I'm looking at options for "rewriting history" for branches/tags/commits.
Context - we have tabular files containing data from multiple users together. We're using LakeFS to version these files, then they get merged to act as complementary data/metadata for bigger less easily structured data. We're running on top of S3 storage.
I'm looking to use tags/commits on data as immutable "data release" points in time, so we can do analysis on a specific version and revert if necessary for data traceability & lineage reasons.
If a user wants to withdraw their data, or we need to remove a data column/feature/etc for some other reason (accidental commit, change of laws, data expiry, whatever), the data needs to be removed from history. I'm looking for thoughts on practicalities.
Most straightforward <to me, naive user> working option:
• iterate all commits, find all historical versions of a file that needs updated (stat object, look at physical address), then load/redact/save all of these back to S3 (sidestepping LakeFS). This seems to work in a test, but I'm not sure is there checksum/data integrity tests/etc that will break, or are in a roadmap to break.

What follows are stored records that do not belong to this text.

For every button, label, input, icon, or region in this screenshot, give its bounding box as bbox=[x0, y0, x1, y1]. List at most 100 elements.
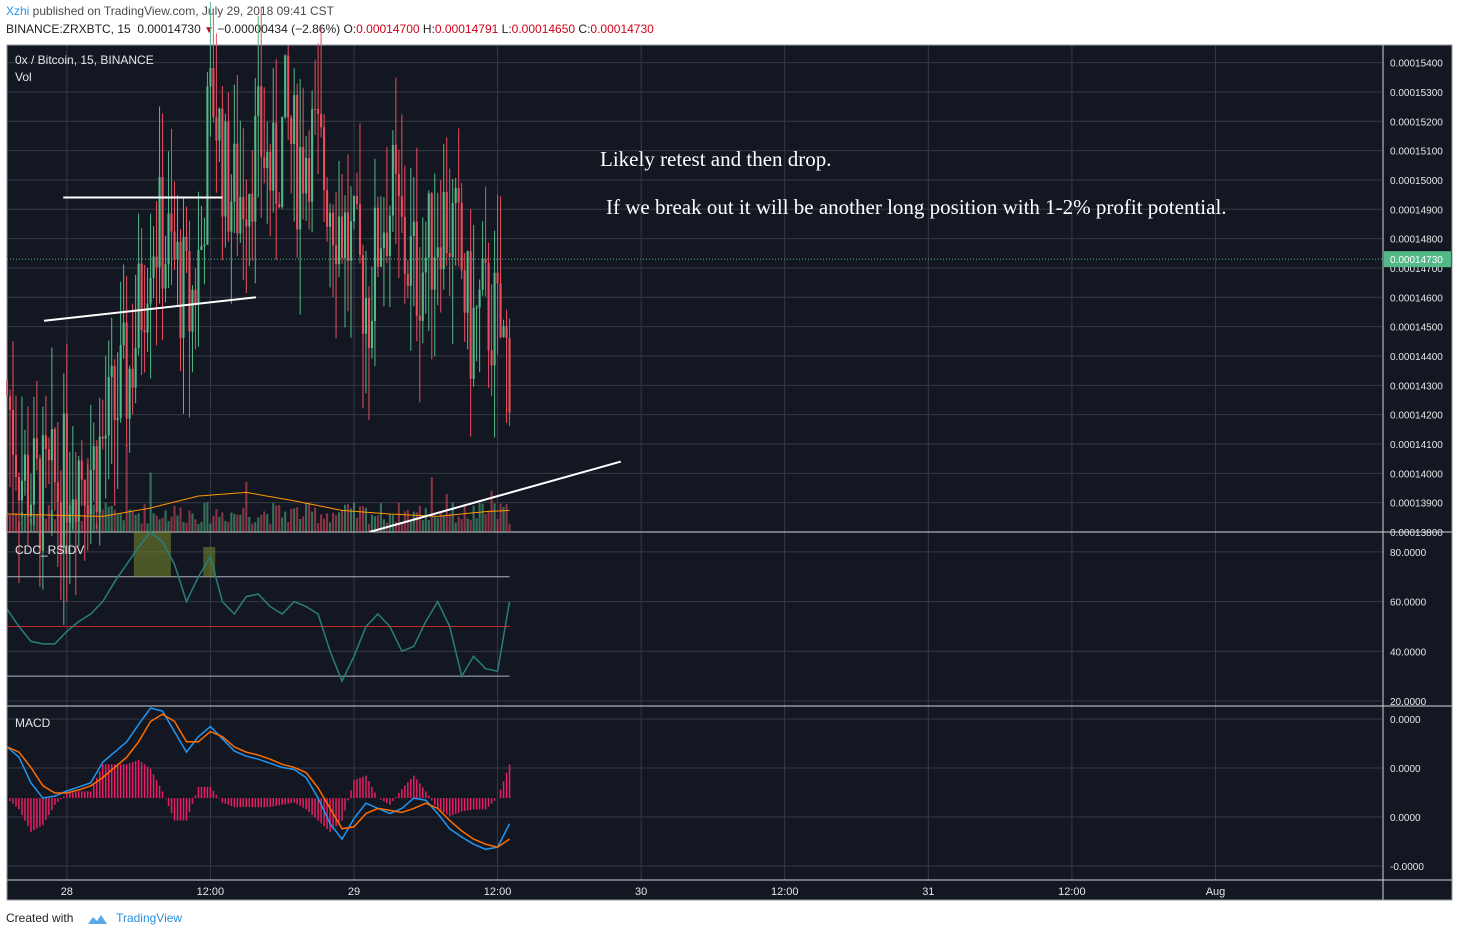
candle-body bbox=[32, 438, 35, 505]
candle-body bbox=[451, 203, 454, 258]
price-tick-label: 0.00015000 bbox=[1390, 176, 1443, 187]
volume-bar bbox=[361, 506, 365, 532]
candle-body bbox=[131, 368, 134, 388]
candle-body bbox=[334, 245, 338, 265]
volume-bar bbox=[230, 512, 233, 532]
volume-bar bbox=[176, 515, 179, 532]
candle-body bbox=[388, 215, 391, 257]
tradingview-logo-icon bbox=[87, 914, 107, 924]
volume-bar bbox=[200, 521, 203, 532]
candle-body bbox=[346, 212, 350, 261]
volume-bar bbox=[20, 511, 24, 532]
volume-bar bbox=[445, 493, 448, 532]
chart-frame bbox=[6, 44, 1453, 901]
candle-body bbox=[173, 231, 176, 260]
candle-body bbox=[457, 188, 460, 203]
candle-body bbox=[218, 108, 221, 141]
volume-bar bbox=[346, 504, 350, 532]
candle-body bbox=[65, 413, 68, 523]
volume-bar bbox=[185, 522, 188, 532]
volume-bar bbox=[493, 503, 496, 532]
candle-body bbox=[68, 514, 71, 523]
volume-bar bbox=[305, 503, 308, 532]
volume-bar bbox=[337, 512, 341, 532]
candle-body bbox=[430, 193, 433, 290]
candle-body bbox=[62, 413, 65, 549]
candle-body bbox=[182, 236, 185, 338]
rsi-overbought-fill bbox=[133, 532, 171, 577]
volume-bar bbox=[188, 510, 191, 532]
candle-body bbox=[364, 298, 368, 334]
candle-body bbox=[92, 446, 95, 470]
symbol-label: BINANCE:ZRXBTC, 15 bbox=[6, 22, 131, 36]
candle-body bbox=[104, 435, 107, 439]
candle-body bbox=[137, 263, 140, 348]
candle-body bbox=[170, 213, 173, 232]
volume-bar bbox=[355, 517, 359, 532]
volume-bar bbox=[334, 515, 338, 532]
down-triangle-icon: ▼ bbox=[204, 25, 215, 36]
time-tick-label: 12:00 bbox=[771, 886, 799, 898]
volume-bar bbox=[332, 512, 335, 532]
volume-bar bbox=[149, 472, 152, 532]
price-axis: 0.00015400 0.00015300 0.00015200 0.00015100… bbox=[1390, 59, 1443, 873]
volume-bar bbox=[140, 523, 143, 532]
candle-body bbox=[200, 246, 203, 250]
grid-lines bbox=[7, 45, 1383, 880]
candle-body bbox=[466, 251, 469, 313]
volume-bar bbox=[469, 519, 472, 532]
candle-body bbox=[41, 435, 44, 551]
candle-body bbox=[95, 446, 98, 513]
candle-body bbox=[445, 191, 448, 254]
candle-body bbox=[134, 347, 137, 388]
volume-bar bbox=[451, 502, 454, 532]
volume-bar bbox=[266, 514, 269, 532]
volume-bar bbox=[269, 523, 272, 532]
candle-body bbox=[14, 454, 18, 478]
tradingview-brand-link[interactable]: TradingView bbox=[116, 911, 183, 925]
candle-body bbox=[433, 257, 436, 290]
author-link[interactable]: Xzhi bbox=[6, 4, 30, 18]
candle-body bbox=[59, 502, 62, 549]
candle-body bbox=[53, 429, 56, 483]
volume-bar bbox=[134, 514, 137, 532]
price-tick-label: 0.00014900 bbox=[1390, 205, 1443, 216]
trend-line bbox=[369, 460, 622, 532]
candle-body bbox=[367, 298, 370, 349]
candle-body bbox=[448, 253, 451, 258]
volume-bar bbox=[23, 514, 26, 532]
price-tick-label: 0.00014400 bbox=[1390, 352, 1443, 363]
volume-bar bbox=[47, 505, 50, 532]
candle-body bbox=[418, 315, 421, 321]
volume-bar bbox=[248, 516, 251, 532]
candle-body bbox=[314, 108, 317, 110]
candle-body bbox=[122, 322, 125, 346]
volume-bar bbox=[287, 521, 290, 532]
volume-bar bbox=[164, 510, 167, 532]
candles bbox=[5, 1, 511, 625]
candle-body bbox=[508, 338, 511, 413]
volume-bar bbox=[421, 520, 424, 532]
volume-bar bbox=[80, 520, 83, 532]
price-tick-label: 0.00014700 bbox=[1390, 264, 1443, 275]
annotation-text-breakout: If we break out it will be another long … bbox=[606, 195, 1227, 219]
drawing-lines bbox=[43, 196, 622, 532]
candle-body bbox=[89, 469, 92, 515]
candle-body bbox=[26, 454, 29, 517]
volume-bar bbox=[122, 520, 125, 532]
candle-body bbox=[409, 236, 412, 286]
candle-body bbox=[340, 216, 344, 258]
volume-bar bbox=[382, 519, 385, 532]
candle-body bbox=[463, 270, 466, 313]
volume-bar bbox=[311, 511, 314, 532]
signal-line bbox=[6, 713, 510, 849]
volume-bar bbox=[460, 519, 463, 532]
time-tick-label: 29 bbox=[348, 886, 360, 898]
rsi-tick-label: 80.0000 bbox=[1390, 548, 1427, 559]
volume-bar bbox=[478, 503, 481, 532]
candle-body bbox=[496, 272, 499, 284]
volume-bar bbox=[487, 510, 490, 532]
volume-bar bbox=[14, 513, 18, 532]
volume-bar bbox=[101, 509, 104, 532]
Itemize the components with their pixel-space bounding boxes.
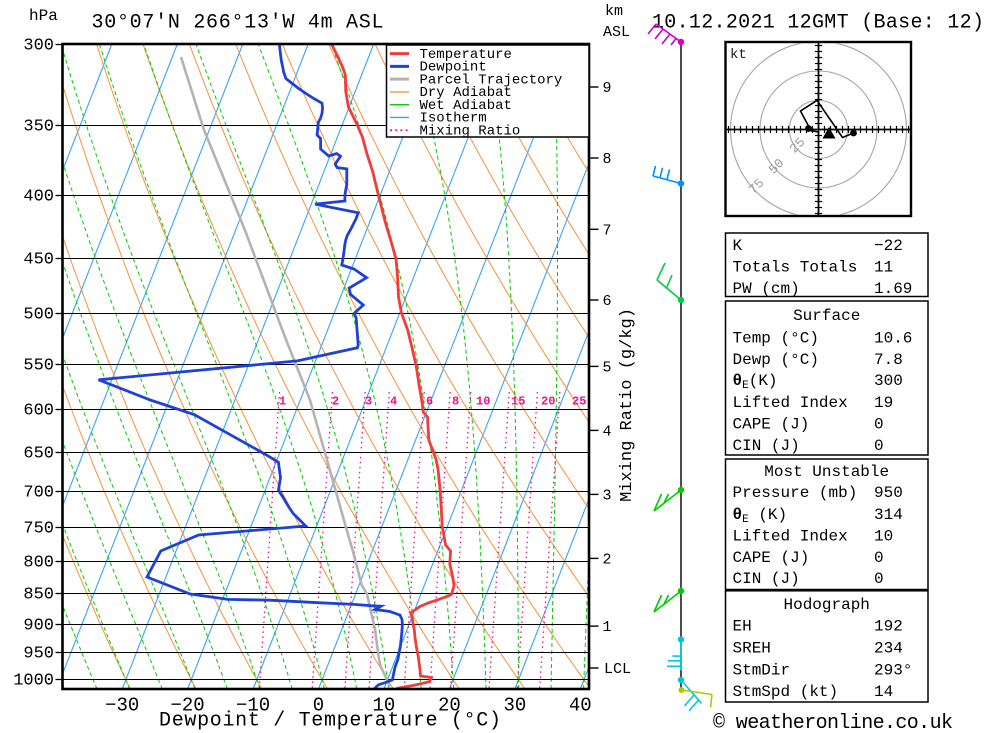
svg-text:4: 4 (390, 395, 397, 409)
svg-text:© weatheronline.co.uk: © weatheronline.co.uk (713, 712, 953, 733)
svg-text:14: 14 (874, 683, 893, 701)
svg-text:1: 1 (603, 619, 612, 636)
svg-text:CAPE (J): CAPE (J) (733, 549, 810, 567)
svg-text:hPa: hPa (29, 7, 58, 25)
svg-text:2: 2 (332, 395, 339, 409)
svg-text:EH: EH (733, 618, 752, 636)
svg-text:500: 500 (23, 306, 54, 325)
svg-text:kt: kt (730, 47, 747, 63)
svg-text:Dry Adiabat: Dry Adiabat (420, 85, 512, 101)
svg-text:LCL: LCL (604, 661, 631, 678)
svg-text:ASL: ASL (603, 24, 630, 41)
svg-text:30: 30 (503, 695, 526, 717)
svg-text:3: 3 (365, 395, 372, 409)
svg-text:750: 750 (23, 520, 54, 539)
svg-text:15: 15 (511, 395, 525, 409)
svg-text:10: 10 (372, 695, 395, 717)
svg-text:800: 800 (23, 554, 54, 573)
svg-text:Temperature: Temperature (420, 47, 512, 63)
svg-text:Dewpoint / Temperature (°C): Dewpoint / Temperature (°C) (159, 710, 501, 733)
svg-text:10.12.2021 12GMT (Base: 12): 10.12.2021 12GMT (Base: 12) (652, 12, 984, 35)
svg-text:Wet Adiabat: Wet Adiabat (420, 98, 512, 114)
svg-text:300: 300 (874, 372, 903, 390)
svg-text:0: 0 (874, 415, 884, 433)
svg-text:650: 650 (23, 445, 54, 464)
svg-text:7: 7 (603, 222, 612, 239)
svg-text:19: 19 (874, 394, 893, 412)
svg-text:θE(K): θE(K) (733, 372, 778, 392)
svg-text:Hodograph: Hodograph (783, 596, 869, 614)
svg-text:9: 9 (603, 80, 612, 97)
svg-text:Dewp (°C): Dewp (°C) (733, 351, 819, 369)
svg-text:Most Unstable: Most Unstable (764, 463, 889, 481)
svg-text:Mixing Ratio: Mixing Ratio (420, 123, 521, 139)
svg-text:550: 550 (23, 357, 54, 376)
svg-text:25: 25 (572, 395, 586, 409)
svg-text:20: 20 (541, 395, 555, 409)
svg-text:CIN (J): CIN (J) (733, 437, 800, 455)
svg-text:Temp (°C): Temp (°C) (733, 329, 819, 347)
svg-text:4: 4 (603, 423, 612, 440)
svg-text:6: 6 (603, 293, 612, 310)
svg-text:Parcel Trajectory: Parcel Trajectory (420, 72, 563, 88)
svg-text:10: 10 (874, 527, 893, 545)
svg-text:600: 600 (23, 402, 54, 421)
svg-text:350: 350 (23, 118, 54, 137)
svg-text:1: 1 (279, 395, 286, 409)
svg-text:3: 3 (603, 487, 612, 504)
svg-text:30°07'N 266°13'W 4m ASL: 30°07'N 266°13'W 4m ASL (92, 12, 384, 35)
svg-text:−20: −20 (170, 695, 204, 717)
svg-text:PW (cm): PW (cm) (733, 280, 800, 298)
svg-text:−22: −22 (874, 237, 903, 255)
svg-text:−10: −10 (236, 695, 270, 717)
svg-text:Surface: Surface (793, 307, 860, 325)
svg-text:40: 40 (569, 695, 592, 717)
svg-text:SREH: SREH (733, 640, 771, 658)
svg-text:Mixing Ratio (g/kg): Mixing Ratio (g/kg) (618, 308, 637, 502)
svg-text:950: 950 (874, 484, 903, 502)
svg-text:234: 234 (874, 640, 903, 658)
svg-text:192: 192 (874, 618, 903, 636)
svg-text:10: 10 (476, 395, 490, 409)
svg-text:0: 0 (313, 695, 324, 717)
svg-text:20: 20 (438, 695, 461, 717)
svg-text:θE (K): θE (K) (733, 506, 788, 526)
svg-text:Totals Totals: Totals Totals (733, 259, 858, 277)
svg-text:8: 8 (452, 395, 459, 409)
svg-text:7.8: 7.8 (874, 351, 903, 369)
svg-text:5: 5 (603, 359, 612, 376)
svg-text:293°: 293° (874, 661, 912, 679)
svg-text:0: 0 (874, 570, 884, 588)
svg-text:0: 0 (874, 437, 884, 455)
svg-text:StmDir: StmDir (733, 661, 791, 679)
svg-text:StmSpd (kt): StmSpd (kt) (733, 683, 839, 701)
svg-text:950: 950 (23, 645, 54, 664)
svg-text:700: 700 (23, 484, 54, 503)
svg-text:314: 314 (874, 506, 903, 524)
svg-text:CIN (J): CIN (J) (733, 570, 800, 588)
svg-text:km: km (605, 3, 623, 20)
svg-text:−30: −30 (105, 695, 139, 717)
svg-text:0: 0 (874, 549, 884, 567)
svg-text:2: 2 (603, 551, 612, 568)
svg-text:8: 8 (603, 151, 612, 168)
svg-text:900: 900 (23, 617, 54, 636)
svg-text:1.69: 1.69 (874, 280, 912, 298)
svg-text:CAPE (J): CAPE (J) (733, 415, 810, 433)
svg-text:K: K (733, 237, 743, 255)
svg-text:450: 450 (23, 251, 54, 270)
svg-text:Isotherm: Isotherm (420, 111, 487, 127)
svg-text:Pressure (mb): Pressure (mb) (733, 484, 858, 502)
svg-text:11: 11 (874, 259, 893, 277)
svg-text:Lifted Index: Lifted Index (733, 527, 848, 545)
svg-text:10.6: 10.6 (874, 329, 912, 347)
svg-text:850: 850 (23, 586, 54, 605)
svg-text:Dewpoint: Dewpoint (420, 60, 487, 76)
svg-text:400: 400 (23, 188, 54, 207)
svg-text:Lifted Index: Lifted Index (733, 394, 848, 412)
svg-text:1000: 1000 (13, 672, 54, 691)
svg-text:6: 6 (426, 395, 433, 409)
svg-text:300: 300 (23, 37, 54, 56)
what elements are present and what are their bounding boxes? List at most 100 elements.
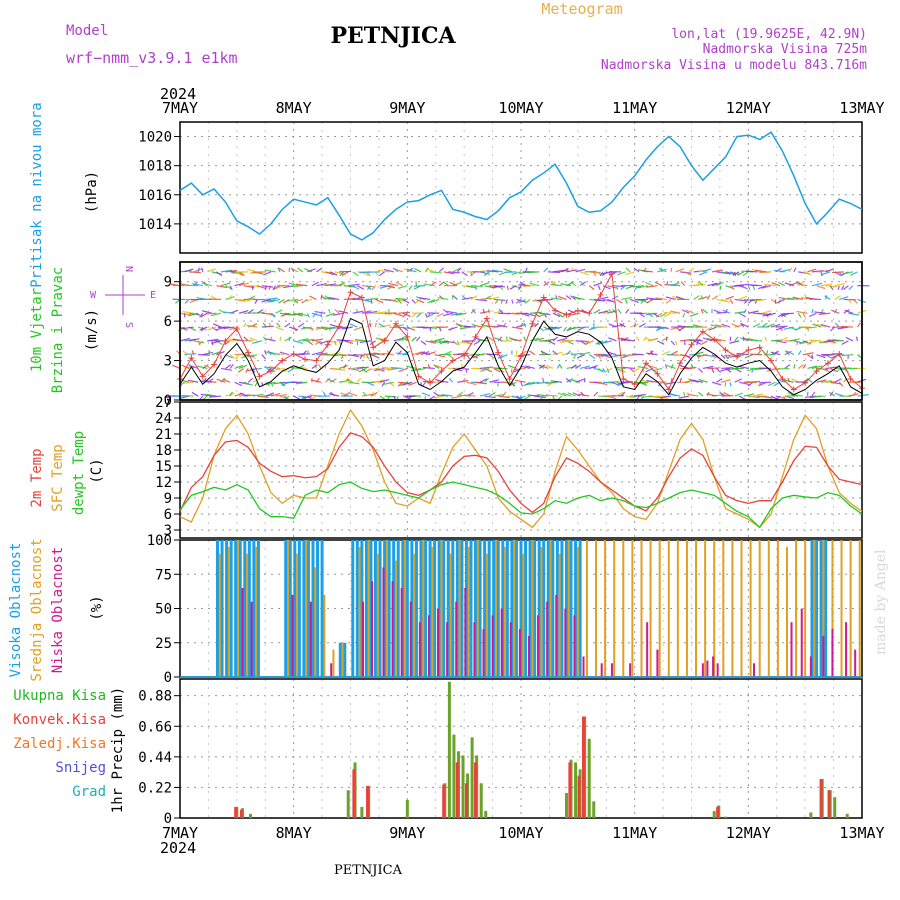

This is a useful flow as it means all the data loading/tagging/history works as it is, data appears immutable and historical analysis can be recreated (so long as redactions don't affect a specific analysis). Commit IDs remain unchanged so I don't have to mess around with tags, branches, etc.
• Iterate all tags ("immutable" versions), add an extra commit with the updated/redacted file(s), delete/recreate tag, then delete old file from physical storage.
This is "more legit" as the change is tracked in LakeFS history, but branch histories get all messed up - can't revert or checkout old commits, as the file will be missing in history.
Any thoughts or ideas, things I've missed, other architectures/setups that might support this better?